Investing in the future
“I’ve learned from UNHCR about the many difficulties that refugees and displaced people still face,” Davies explained. “I’ve learned how much help is needed still. There are now over 100 million people displaced around the world. That’s a lot more since I became a Goodwill Ambassador in 2021, when there were around 84 million. That’s a lot of people who need support.”
In early 2021, Davies helped launch a Canadian Government campaign, called Together for Learning, to promote access to quality education for refugees around the world. The campaign marked a three-year, international, targeted effort to promote quality education and lifelong learning for refugees and forcibly displaced children and youth.
“It’s crazy to think that refugees are not guaranteed access to school and learning,” said Davies. “At higher education levels, refugee enrolment stands at only six per cent. For me, going to school was one of the big ways I could chase after my soccer dreams.”
Approximately 3.7 million refugee children are out of school, according to the UNHCR. On top of that, girls are 2.5 times more likely to be out of school if they live in conflict-affected countries, and only about seven refugee girls are enroled in secondary education for every ten refugee boys.
History in the making
As the youngest senior international debutant and goal-scorer for the senior men’s national team, Davies has already made a name for himself and earned a spot in sports history. Now, he’ll be playing in the World Cup for Canada’s men’s national team—another monumental moment, as this is the first time in over 30 years that Canada will be playing. When asked how it feels to be part of another historic sporting moment, Davies shared:
“Wow, when it’s phrased like that, I’m reminded of how far I’ve come—I was a refugee, I became a professional soccer player in Edmonton, and now we’ll be competing at the World Cup for Canada. It’s a dream come true: we will play against some of the most talented soccer players in the world. People I’ve dreamt of playing against all my life. It’s very exciting.

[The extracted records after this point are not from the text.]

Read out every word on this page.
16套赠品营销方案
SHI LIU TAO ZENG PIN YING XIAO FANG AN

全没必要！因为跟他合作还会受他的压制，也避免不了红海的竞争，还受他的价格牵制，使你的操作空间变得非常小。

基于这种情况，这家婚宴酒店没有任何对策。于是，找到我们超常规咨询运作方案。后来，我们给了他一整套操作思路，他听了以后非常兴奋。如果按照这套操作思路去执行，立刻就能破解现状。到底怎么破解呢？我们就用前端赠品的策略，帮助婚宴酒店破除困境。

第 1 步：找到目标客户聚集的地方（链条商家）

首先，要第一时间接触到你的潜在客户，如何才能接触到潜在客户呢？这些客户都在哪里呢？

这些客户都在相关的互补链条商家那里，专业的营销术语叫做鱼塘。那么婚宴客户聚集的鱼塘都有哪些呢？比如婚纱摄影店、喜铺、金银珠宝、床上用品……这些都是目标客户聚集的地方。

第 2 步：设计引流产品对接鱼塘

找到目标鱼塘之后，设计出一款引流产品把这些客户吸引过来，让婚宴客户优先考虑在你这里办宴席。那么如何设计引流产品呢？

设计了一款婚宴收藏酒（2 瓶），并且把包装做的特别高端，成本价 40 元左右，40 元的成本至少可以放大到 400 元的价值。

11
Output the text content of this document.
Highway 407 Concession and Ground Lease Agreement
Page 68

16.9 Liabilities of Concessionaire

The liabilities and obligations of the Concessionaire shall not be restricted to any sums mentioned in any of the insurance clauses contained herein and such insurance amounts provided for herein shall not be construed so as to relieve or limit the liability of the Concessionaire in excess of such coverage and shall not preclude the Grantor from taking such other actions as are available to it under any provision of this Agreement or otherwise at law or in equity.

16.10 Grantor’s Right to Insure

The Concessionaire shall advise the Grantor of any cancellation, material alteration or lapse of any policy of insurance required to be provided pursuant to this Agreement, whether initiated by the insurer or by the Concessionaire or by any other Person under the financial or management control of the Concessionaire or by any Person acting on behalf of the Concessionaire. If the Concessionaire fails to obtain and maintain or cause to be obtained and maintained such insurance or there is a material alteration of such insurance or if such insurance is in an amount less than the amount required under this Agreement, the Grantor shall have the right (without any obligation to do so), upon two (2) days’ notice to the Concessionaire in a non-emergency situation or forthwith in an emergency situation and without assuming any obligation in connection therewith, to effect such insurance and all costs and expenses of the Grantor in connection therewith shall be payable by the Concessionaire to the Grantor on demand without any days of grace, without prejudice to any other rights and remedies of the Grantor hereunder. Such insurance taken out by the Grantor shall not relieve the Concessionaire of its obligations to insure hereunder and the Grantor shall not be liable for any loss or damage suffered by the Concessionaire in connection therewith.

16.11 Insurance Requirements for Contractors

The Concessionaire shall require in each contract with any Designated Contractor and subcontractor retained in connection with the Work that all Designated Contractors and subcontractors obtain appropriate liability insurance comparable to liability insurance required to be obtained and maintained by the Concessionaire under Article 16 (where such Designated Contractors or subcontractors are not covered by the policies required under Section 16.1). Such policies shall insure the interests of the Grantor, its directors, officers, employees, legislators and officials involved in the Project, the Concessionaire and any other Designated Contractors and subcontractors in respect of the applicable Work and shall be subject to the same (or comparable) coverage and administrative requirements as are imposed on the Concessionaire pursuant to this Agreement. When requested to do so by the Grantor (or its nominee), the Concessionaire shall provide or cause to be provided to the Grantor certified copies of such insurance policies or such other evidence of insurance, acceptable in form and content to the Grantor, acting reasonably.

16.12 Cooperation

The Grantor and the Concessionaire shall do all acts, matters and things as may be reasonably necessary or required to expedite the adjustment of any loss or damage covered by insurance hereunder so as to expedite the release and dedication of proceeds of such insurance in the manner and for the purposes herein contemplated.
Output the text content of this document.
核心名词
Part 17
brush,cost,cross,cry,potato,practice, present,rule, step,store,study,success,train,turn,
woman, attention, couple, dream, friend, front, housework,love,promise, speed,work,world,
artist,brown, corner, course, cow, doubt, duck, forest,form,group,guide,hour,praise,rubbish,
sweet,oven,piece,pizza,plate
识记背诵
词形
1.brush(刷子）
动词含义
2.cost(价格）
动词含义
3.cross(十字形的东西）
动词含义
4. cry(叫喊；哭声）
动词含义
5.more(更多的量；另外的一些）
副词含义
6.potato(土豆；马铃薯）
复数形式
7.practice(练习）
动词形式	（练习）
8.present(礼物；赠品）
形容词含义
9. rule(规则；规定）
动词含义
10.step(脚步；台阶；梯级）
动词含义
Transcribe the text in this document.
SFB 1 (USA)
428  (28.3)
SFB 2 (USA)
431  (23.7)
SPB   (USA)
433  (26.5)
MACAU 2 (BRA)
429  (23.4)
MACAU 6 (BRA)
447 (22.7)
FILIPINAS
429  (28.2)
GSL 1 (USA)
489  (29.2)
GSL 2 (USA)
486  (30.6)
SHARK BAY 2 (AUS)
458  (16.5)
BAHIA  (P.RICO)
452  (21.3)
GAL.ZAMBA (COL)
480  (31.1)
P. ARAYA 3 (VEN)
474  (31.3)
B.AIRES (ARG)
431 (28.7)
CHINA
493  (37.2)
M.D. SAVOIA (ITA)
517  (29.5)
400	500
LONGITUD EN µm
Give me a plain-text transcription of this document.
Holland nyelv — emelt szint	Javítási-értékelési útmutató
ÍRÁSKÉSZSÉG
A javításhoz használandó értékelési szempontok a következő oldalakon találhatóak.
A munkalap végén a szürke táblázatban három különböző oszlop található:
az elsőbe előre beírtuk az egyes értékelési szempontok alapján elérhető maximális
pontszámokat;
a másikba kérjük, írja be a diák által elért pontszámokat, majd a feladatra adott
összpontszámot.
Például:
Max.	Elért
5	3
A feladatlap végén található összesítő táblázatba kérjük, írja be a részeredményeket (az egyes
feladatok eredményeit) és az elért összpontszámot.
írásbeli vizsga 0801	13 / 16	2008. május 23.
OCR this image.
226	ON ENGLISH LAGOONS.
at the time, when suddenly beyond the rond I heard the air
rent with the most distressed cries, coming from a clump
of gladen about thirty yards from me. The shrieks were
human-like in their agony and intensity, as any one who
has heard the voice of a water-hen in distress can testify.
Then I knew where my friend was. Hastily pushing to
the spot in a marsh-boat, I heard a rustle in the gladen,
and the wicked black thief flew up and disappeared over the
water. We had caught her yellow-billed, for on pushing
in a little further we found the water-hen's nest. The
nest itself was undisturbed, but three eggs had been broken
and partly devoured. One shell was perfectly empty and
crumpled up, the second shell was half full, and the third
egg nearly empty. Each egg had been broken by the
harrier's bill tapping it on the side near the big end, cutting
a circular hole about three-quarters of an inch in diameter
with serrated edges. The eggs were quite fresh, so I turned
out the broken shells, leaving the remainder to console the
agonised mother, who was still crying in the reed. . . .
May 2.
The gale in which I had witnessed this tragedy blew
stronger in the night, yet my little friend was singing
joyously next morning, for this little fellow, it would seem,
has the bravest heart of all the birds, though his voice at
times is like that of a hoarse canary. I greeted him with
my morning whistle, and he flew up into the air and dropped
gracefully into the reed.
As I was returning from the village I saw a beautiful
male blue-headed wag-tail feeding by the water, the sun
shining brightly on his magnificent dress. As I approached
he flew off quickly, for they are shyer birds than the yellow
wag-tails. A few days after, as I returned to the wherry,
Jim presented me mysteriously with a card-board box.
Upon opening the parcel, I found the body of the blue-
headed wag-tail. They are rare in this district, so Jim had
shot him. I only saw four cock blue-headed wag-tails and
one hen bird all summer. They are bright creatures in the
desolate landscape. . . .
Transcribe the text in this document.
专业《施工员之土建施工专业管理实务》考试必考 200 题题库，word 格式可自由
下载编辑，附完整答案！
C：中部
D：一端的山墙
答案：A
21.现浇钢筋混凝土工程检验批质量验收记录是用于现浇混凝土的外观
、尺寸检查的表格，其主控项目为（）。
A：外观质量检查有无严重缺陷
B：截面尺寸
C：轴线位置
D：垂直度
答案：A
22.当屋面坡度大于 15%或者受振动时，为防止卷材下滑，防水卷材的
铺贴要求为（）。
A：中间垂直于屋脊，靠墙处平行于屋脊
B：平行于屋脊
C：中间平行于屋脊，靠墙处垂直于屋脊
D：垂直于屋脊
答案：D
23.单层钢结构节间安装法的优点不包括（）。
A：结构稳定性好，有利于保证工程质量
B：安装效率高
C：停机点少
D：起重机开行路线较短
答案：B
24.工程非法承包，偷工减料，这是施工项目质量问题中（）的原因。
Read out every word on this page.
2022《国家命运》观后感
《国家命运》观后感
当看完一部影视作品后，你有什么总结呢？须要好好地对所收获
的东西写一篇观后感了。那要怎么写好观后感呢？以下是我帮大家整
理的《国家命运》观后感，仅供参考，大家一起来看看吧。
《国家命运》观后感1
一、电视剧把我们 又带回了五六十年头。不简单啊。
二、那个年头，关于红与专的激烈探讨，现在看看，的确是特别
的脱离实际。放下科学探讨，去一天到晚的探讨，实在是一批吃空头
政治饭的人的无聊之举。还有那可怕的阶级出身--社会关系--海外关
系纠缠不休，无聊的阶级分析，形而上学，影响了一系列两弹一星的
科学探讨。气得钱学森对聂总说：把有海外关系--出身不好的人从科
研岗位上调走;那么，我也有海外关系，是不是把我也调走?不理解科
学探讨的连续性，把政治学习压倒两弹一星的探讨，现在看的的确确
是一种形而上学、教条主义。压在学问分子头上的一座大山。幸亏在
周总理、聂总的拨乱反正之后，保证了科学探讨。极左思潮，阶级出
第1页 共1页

“It reminds me of how grateful and thankful I am to Canada for welcoming me and my family all those years ago. And how having the opportunity to play soccer when I was young opened up so many opportunities for me in the future. That’s also why I’ve decided to donate the money I make by playing at the World Cup to charity.”
Davies announced his decision to donate his World Cup earnings to charity in early August, sharing that he wanted to give back to the country that gave his family a better life. Canada begins its World Cup campaign against Belgium on November 23.
For his part, whether on or off the pitch, Davies is keen to continue supporting the work of UNHCR and harnessing the power of sport to help those forced to flee to build a better future.
“I hope I can continue to use my voice and experiences to make a difference for people forced to flee. I hope to show that if you give refugees opportunities, they can contribute positively and help society.”